A sharp decline in sell-side risk has been observed in recent weeks, indicating a reduction in investor profit-taking activity. This suggests the market is nearing a local equilibrium, often a precursor to volatility as the balance between supply and demand shifts.
Profit-taking and market equilibrium
Profit-taking activity has markedly decreased since Bitcoin’s peak of $100,000 in December 2024. Glassnode reported that profit-taking volumes, which reached $4.5 billion in December, have now declined to $316.7 million, a 93% drop.
This reduction in sell-side pressure has been accompanied by a slowdown in net capital inflows, allowing the market to consolidate and adjust to the new price range.
Despite this decline, the Realized Cap, a measure of the total value of all coins based on their most recent transaction price, has reached an all-time high of $832 billion, growing at a rate of $38.6 billion per month.
This signals robust underlying demand even as short-term volatility remains muted.
Moreover, long-term holders (LTHs) are regaining their accumulation footing after significant profit-taking earlier.

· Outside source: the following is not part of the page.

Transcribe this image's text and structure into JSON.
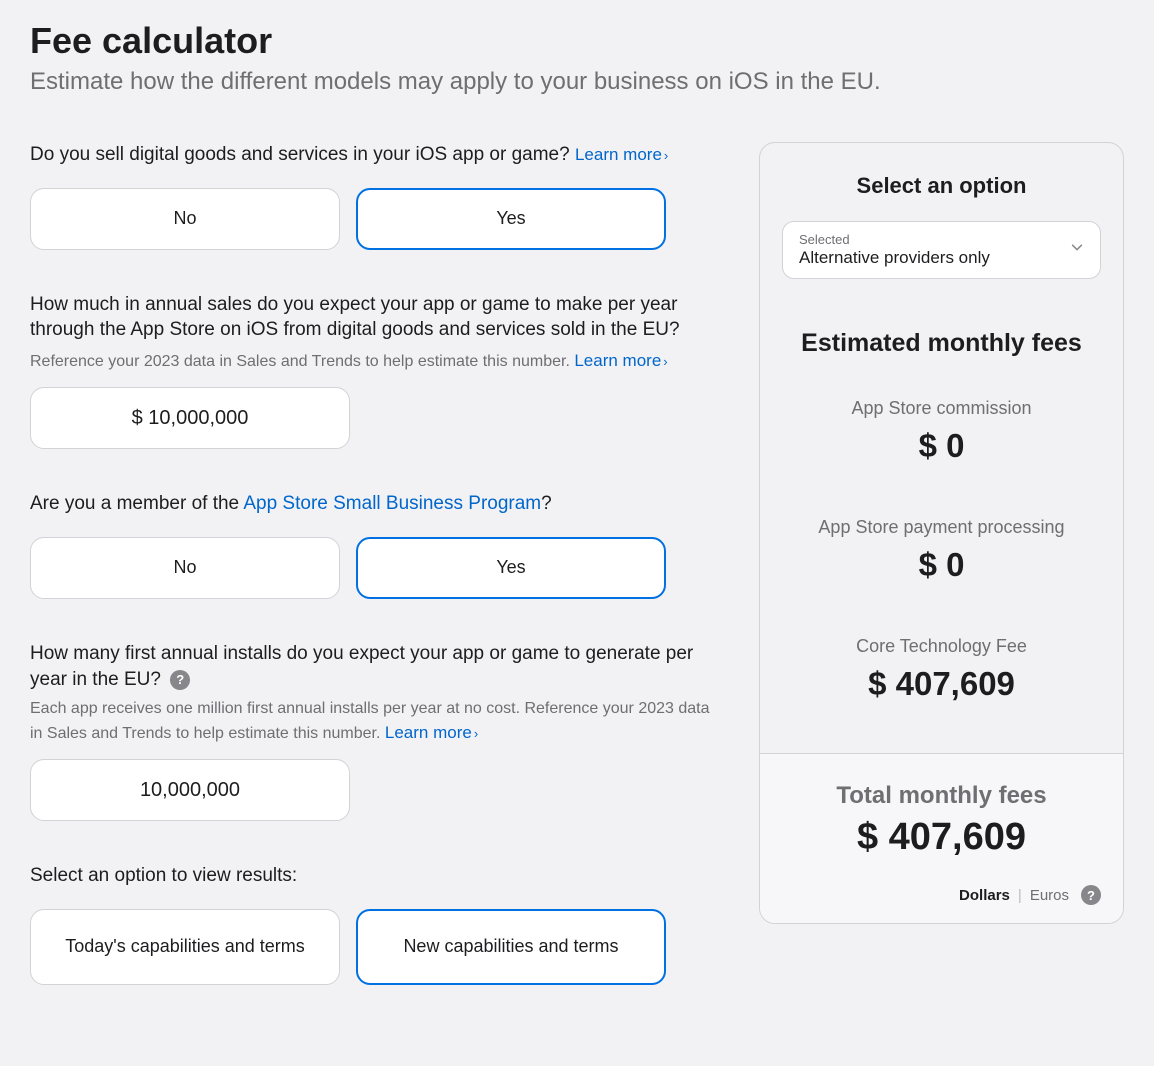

LTH supply, which declined sharply as Bitcoin hit its $100,000 milestone, has stabilized and shows signs of growth.
This shift suggests a return to a holding behavior, with accumulation outweighing distribution among this cohort.
Similarly, inflow volumes to centralized exchanges have significantly decreased, further highlighting a slowdown in speculative activity.
Exchange inflows have dropped from a peak of $6.1 billion to $2.8 billion, a 54% decline, while long-term holder deposit volumes have plunged 83% to $92.3 million.
Retail absorbs supply
Retail investors, represented by the Shrimp-Crab cohort with less than 10 BTC, have shown strong accumulation behavior. Over the past month, this cohort has absorbed 25,600 BTC, nearly double the 13,600 BTC minted by miners during the same period.
This absorption points to a robust demand among smaller holders, further supporting a foundation for the next market move.